Church Reaches Out to Meth Endangered Kids

July 11, 2006

Church raises funds to send Kids to Camp           

In response to the increasing danger faced by Ohio County children living in homes where meth use is commonplace, the Hartford United Methodist Church has joined one active ministry and created another.  Since March of last year, the Hartford UMC has been raising money to send kids whose homes have been devastated by the meth epidemic to Camp Loucon in Grayson County, where they can better enjoy the benefits of the outdoor activities of summer camp. 

As all Kentucky Methodists know, Camp Loucon is not expensive.  In fact, it’s one of the best bargains offered anywhere by the Kentucky Annual Conference.  Even so, when a grandparent or other foster parent finds themselves trying to provide appropriate care for children whose homes have been torn apart by the scourge of methamphetamine, even the least expensive “non-necessity” can create a burden the family cannot bear.  In response, the People of the “Heartford” United Methodist Church decided to do something to help.

For over a year they’ve raised money and accepted donations from interested people and organizations for the express purpose of sending to camp those children unable to attend on their own.  Groups ranging from the Masons of Hartford to federal employees in Owensboro have joined together to help raise these funds. 

Last year, the death of one member’s father, Chester DeWitt, spurred that member and others to even greater efforts on the fund’s behalf.  Renamed the “Chester DeWitt Memorial Fund,” it has now grown to more than $2,500 with expectations of even greater growth. 

“It’s ironic,” reports the church’s pastor, “that the first two kids we’ll be sending to camp have a long-time family connection to the church.  Nevertheless, this irony merely highlights the degree to which methamphetamine affects every aspect of our society.  No one, and no group of people, should ever think themselves exempt.”

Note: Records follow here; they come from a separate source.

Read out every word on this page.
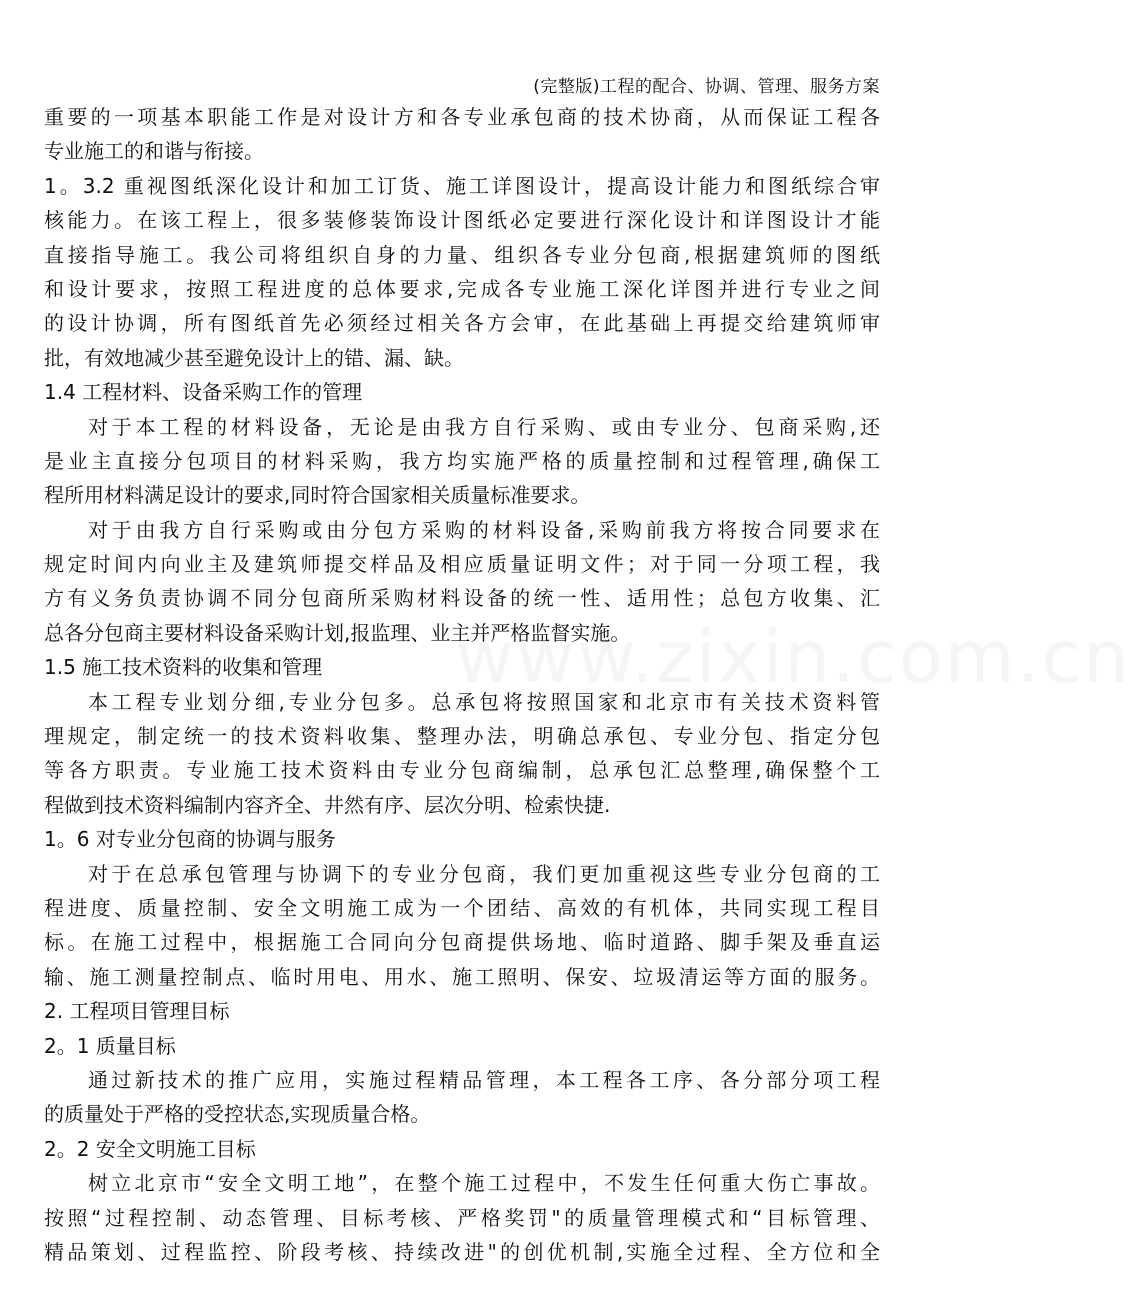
(完整版)工程的配合、协调、管理、服务方案
www.zixin.com.cn
重要的一项基本职能工作是对设计方和各专业承包商的技术协商，从而保证工程各
专业施工的和谐与衔接。
1。3.2 重视图纸深化设计和加工订货、施工详图设计，提高设计能力和图纸综合审
核能力。在该工程上，很多装修装饰设计图纸必定要进行深化设计和详图设计才能
直接指导施工。我公司将组织自身的力量、组织各专业分包商,根据建筑师的图纸
和设计要求，按照工程进度的总体要求,完成各专业施工深化详图并进行专业之间
的设计协调，所有图纸首先必须经过相关各方会审，在此基础上再提交给建筑师审
批，有效地减少甚至避免设计上的错、漏、缺。
1.4 工程材料、设备采购工作的管理
对于本工程的材料设备，无论是由我方自行采购、或由专业分、包商采购,还
是业主直接分包项目的材料采购，我方均实施严格的质量控制和过程管理,确保工
程所用材料满足设计的要求,同时符合国家相关质量标准要求。
对于由我方自行采购或由分包方采购的材料设备,采购前我方将按合同要求在
规定时间内向业主及建筑师提交样品及相应质量证明文件；对于同一分项工程，我
方有义务负责协调不同分包商所采购材料设备的统一性、适用性；总包方收集、汇
总各分包商主要材料设备采购计划,报监理、业主并严格监督实施。
1.5 施工技术资料的收集和管理
本工程专业划分细,专业分包多。总承包将按照国家和北京市有关技术资料管
理规定，制定统一的技术资料收集、整理办法，明确总承包、专业分包、指定分包
等各方职责。专业施工技术资料由专业分包商编制，总承包汇总整理,确保整个工
程做到技术资料编制内容齐全、井然有序、层次分明、检索快捷.
1。6 对专业分包商的协调与服务
对于在总承包管理与协调下的专业分包商，我们更加重视这些专业分包商的工
程进度、质量控制、安全文明施工成为一个团结、高效的有机体，共同实现工程目
标。在施工过程中，根据施工合同向分包商提供场地、临时道路、脚手架及垂直运
输、施工测量控制点、临时用电、用水、施工照明、保安、垃圾清运等方面的服务。
2. 工程项目管理目标
2。1 质量目标
通过新技术的推广应用，实施过程精品管理，本工程各工序、各分部分项工程
的质量处于严格的受控状态,实现质量合格。
2。2 安全文明施工目标
树立北京市“安全文明工地”，在整个施工过程中，不发生任何重大伤亡事故。
按照“过程控制、动态管理、目标考核、严格奖罚"的质量管理模式和“目标管理、
精品策划、过程监控、阶段考核、持续改进"的创优机制,实施全过程、全方位和全
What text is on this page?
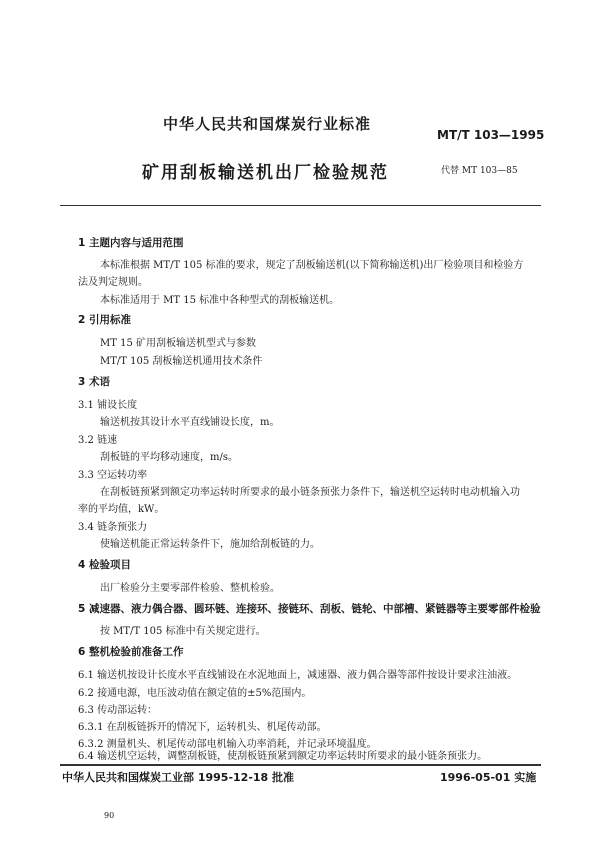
中华人民共和国煤炭行业标准
MT/T 103—1995
矿用刮板输送机出厂检验规范	代替 MT 103—85
1 主题内容与适用范围
本标准根据 MT/T 105 标准的要求，规定了刮板输送机(以下简称输送机)出厂检验项目和检验方
法及判定规则。
本标准适用于 MT 15 标准中各种型式的刮板输送机。
2 引用标准
MT 15 矿用刮板输送机型式与参数
MT/T 105 刮板输送机通用技术条件
3 术语
3.1 铺设长度
输送机按其设计水平直线铺设长度，m。
3.2 链速
刮板链的平均移动速度，m/s。
3.3 空运转功率
在刮板链预紧到额定功率运转时所要求的最小链条预张力条件下，输送机空运转时电动机输入功
率的平均值，kW。
3.4 链条预张力
使输送机能正常运转条件下，施加给刮板链的力。
4 检验项目
出厂检验分主要零部件检验、整机检验。
5 减速器、液力偶合器、圆环链、连接环、接链环、刮板、链轮、中部槽、紧链器等主要零部件检验
按 MT/T 105 标准中有关规定进行。
6 整机检验前准备工作
6.1 输送机按设计长度水平直线铺设在水泥地面上，减速器、液力偶合器等部件按设计要求注油液。
6.2 接通电源，电压波动值在额定值的±5%范围内。
6.3 传动部运转：
6.3.1 在刮板链拆开的情况下，运转机头、机尾传动部。
6.3.2 测量机头、机尾传动部电机输入功率消耗，并记录环境温度。
6.4 输送机空运转，调整刮板链，使刮板链预紧到额定功率运转时所要求的最小链条预张力。
中华人民共和国煤炭工业部 1995-12-18 批准	1996-05-01 实施
90
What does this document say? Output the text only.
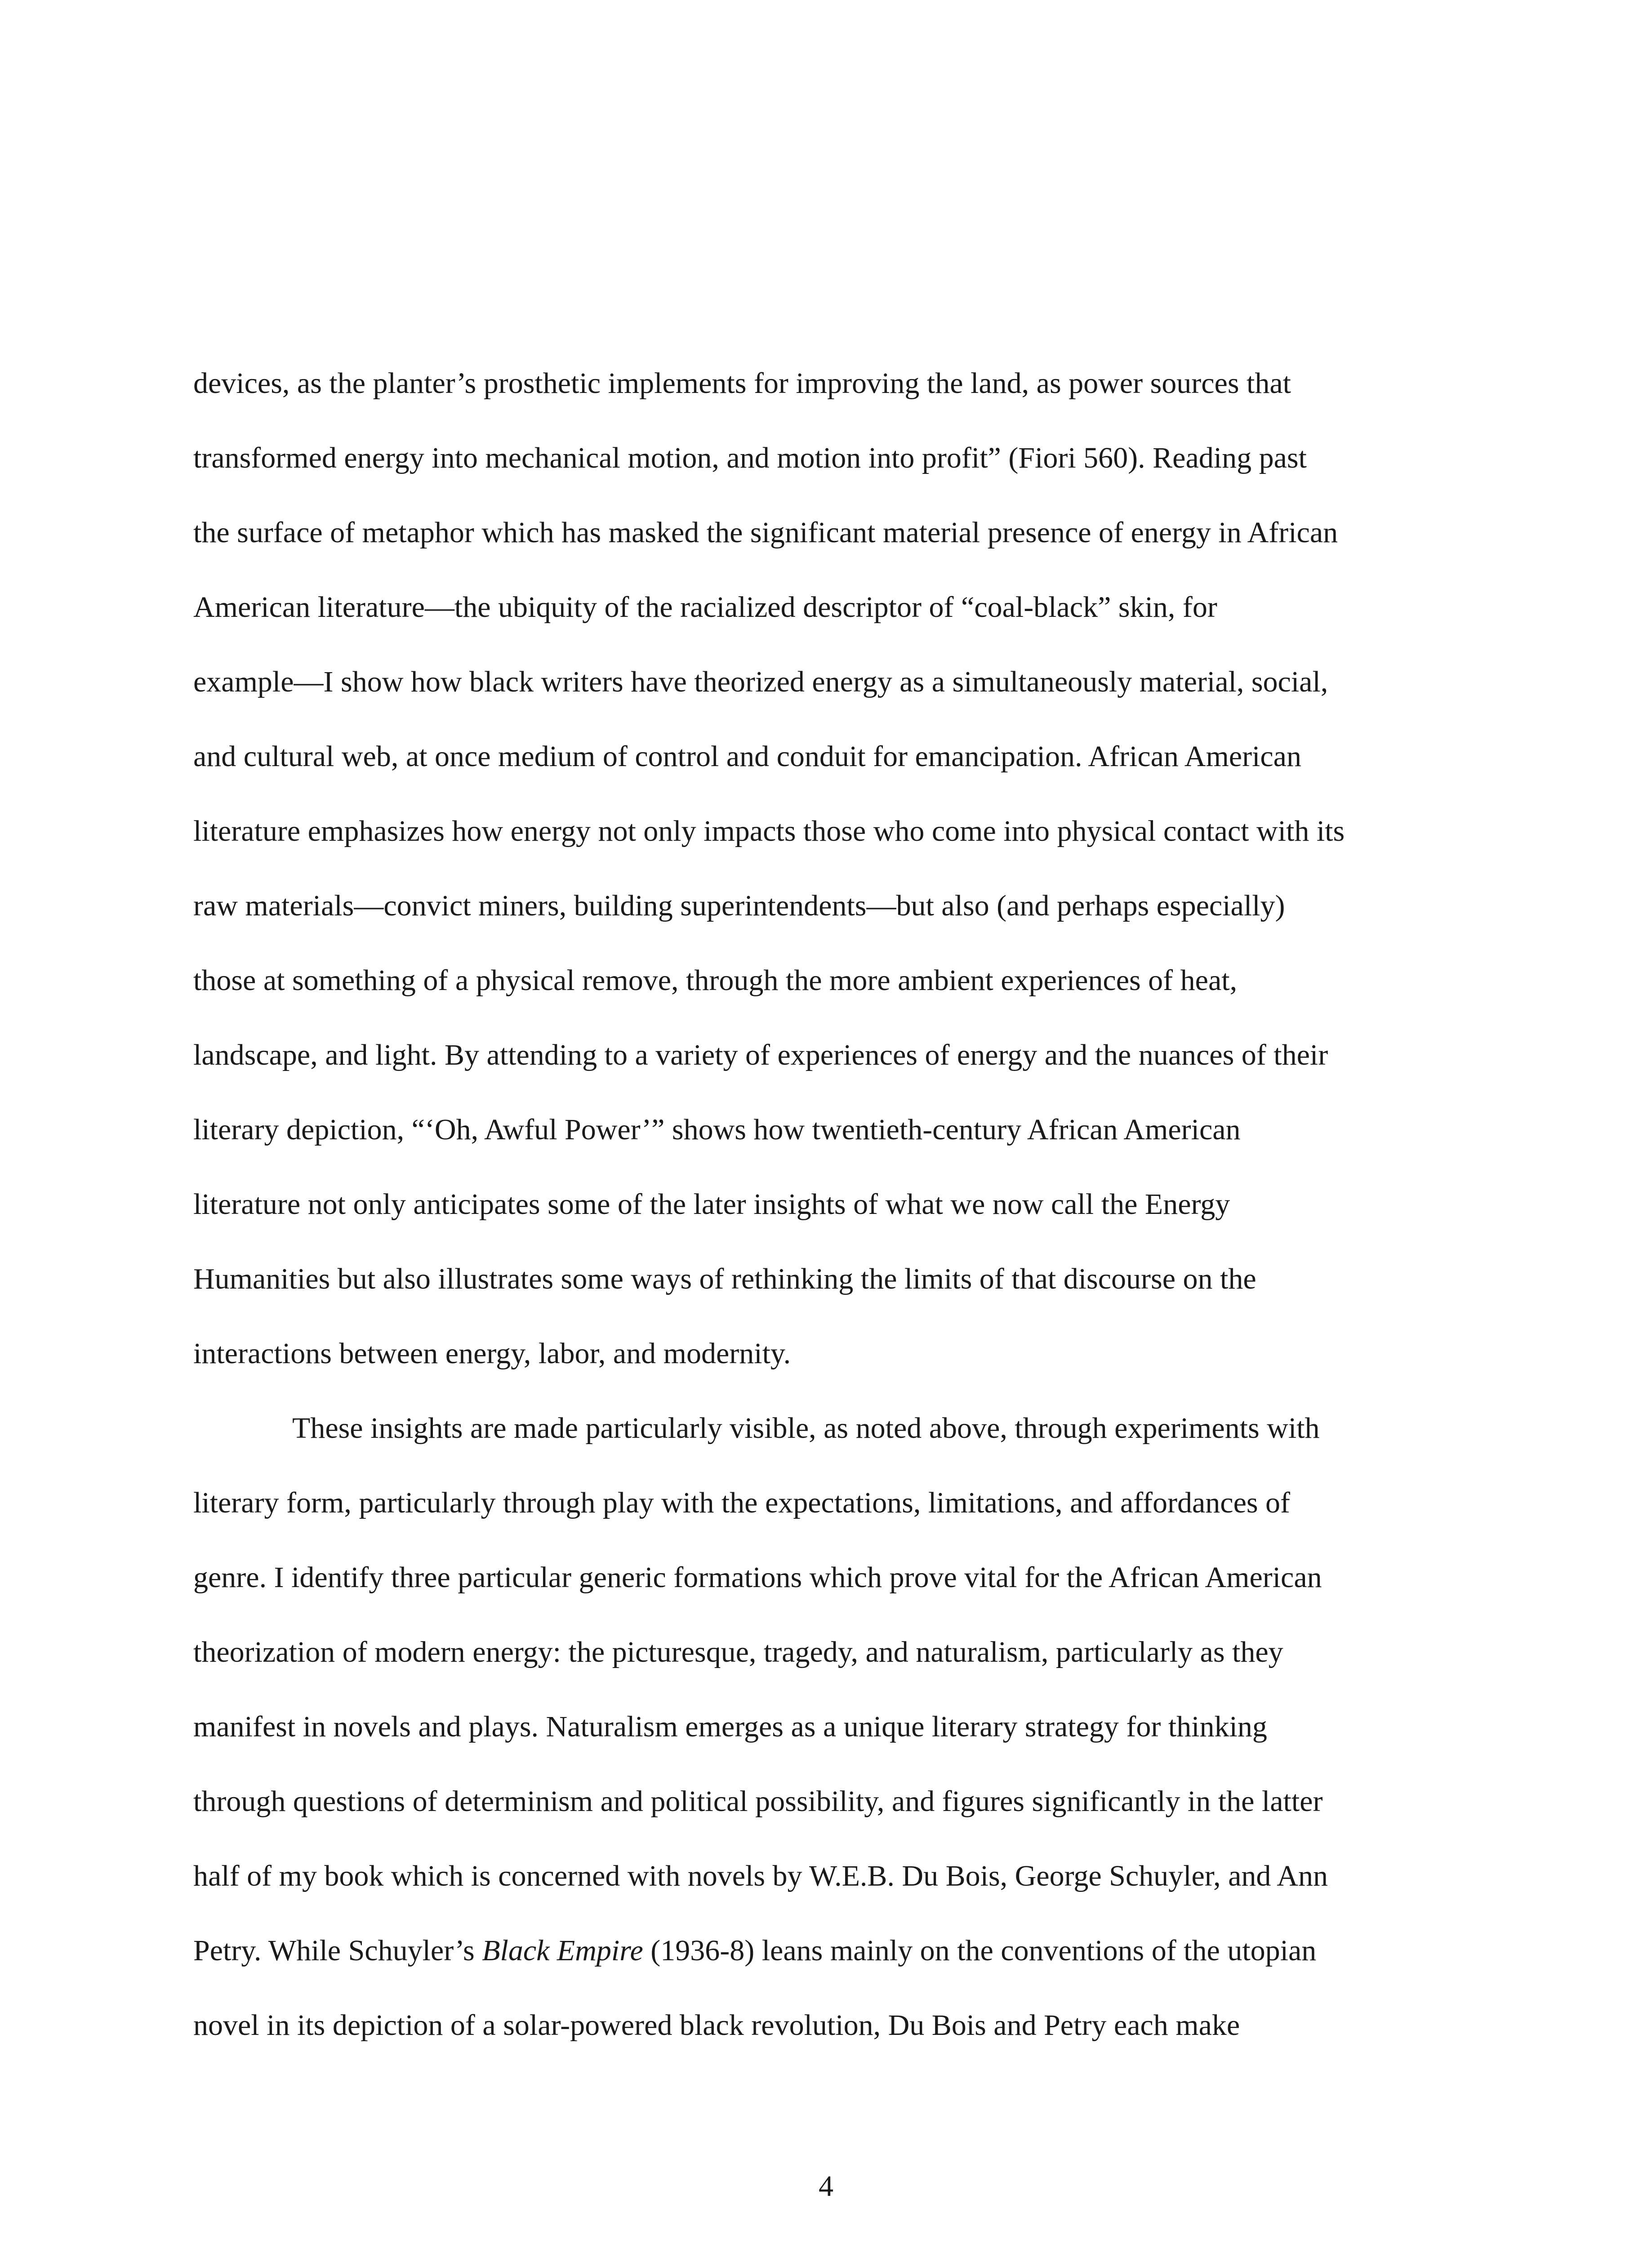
devices, as the planter’s prosthetic implements for improving the land, as power sources that
transformed energy into mechanical motion, and motion into profit” (Fiori 560). Reading past
the surface of metaphor which has masked the significant material presence of energy in African
American literature—the ubiquity of the racialized descriptor of “coal-black” skin, for
example—I show how black writers have theorized energy as a simultaneously material, social,
and cultural web, at once medium of control and conduit for emancipation. African American
literature emphasizes how energy not only impacts those who come into physical contact with its
raw materials—convict miners, building superintendents—but also (and perhaps especially)
those at something of a physical remove, through the more ambient experiences of heat,
landscape, and light. By attending to a variety of experiences of energy and the nuances of their
literary depiction, “‘Oh, Awful Power’” shows how twentieth-century African American
literature not only anticipates some of the later insights of what we now call the Energy
Humanities but also illustrates some ways of rethinking the limits of that discourse on the
interactions between energy, labor, and modernity.
These insights are made particularly visible, as noted above, through experiments with
literary form, particularly through play with the expectations, limitations, and affordances of
genre. I identify three particular generic formations which prove vital for the African American
theorization of modern energy: the picturesque, tragedy, and naturalism, particularly as they
manifest in novels and plays. Naturalism emerges as a unique literary strategy for thinking
through questions of determinism and political possibility, and figures significantly in the latter
half of my book which is concerned with novels by W.E.B. Du Bois, George Schuyler, and Ann
Petry. While Schuyler’s Black Empire (1936-8) leans mainly on the conventions of the utopian
novel in its depiction of a solar-powered black revolution, Du Bois and Petry each make
4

Earlier this year the church joined with the Ohio County Mission to construct and prepare “Bags of Love” to be given to children when they are removed by local social workers from homes where meth has become a threat to their health and safety.  These “Bags of Love” contain everything from stuffed animals to toothpaste, from Bibles to phone cards, in order to ease the trauma experienced by these children (and by the social workers, too) when they are taken from their homes to places of safety.

Becky Millay, the local contact for the Ohio County Mission, shared with the church some of the experiences these children face.  “They aren’t allowed to take anything with them from home—not a teddy bear, not a stitch of clothes, nothing.  In order to protect the children and the public, these children must be “decontaminated” before they can be placed in foster care.  Frequently the public health workers who must remove these children wear decontamination suits similar to those seen in movies.  Imagine the nightmare experienced by children after such a traumatic event.”

In order to help minimize the trauma, the Ohio County Mission constructs these “Bags of Love” with the help of the Hartford UMC and other local churches.  This is just one way local churches can reach out to the victims of crime often hidden away throughout every community.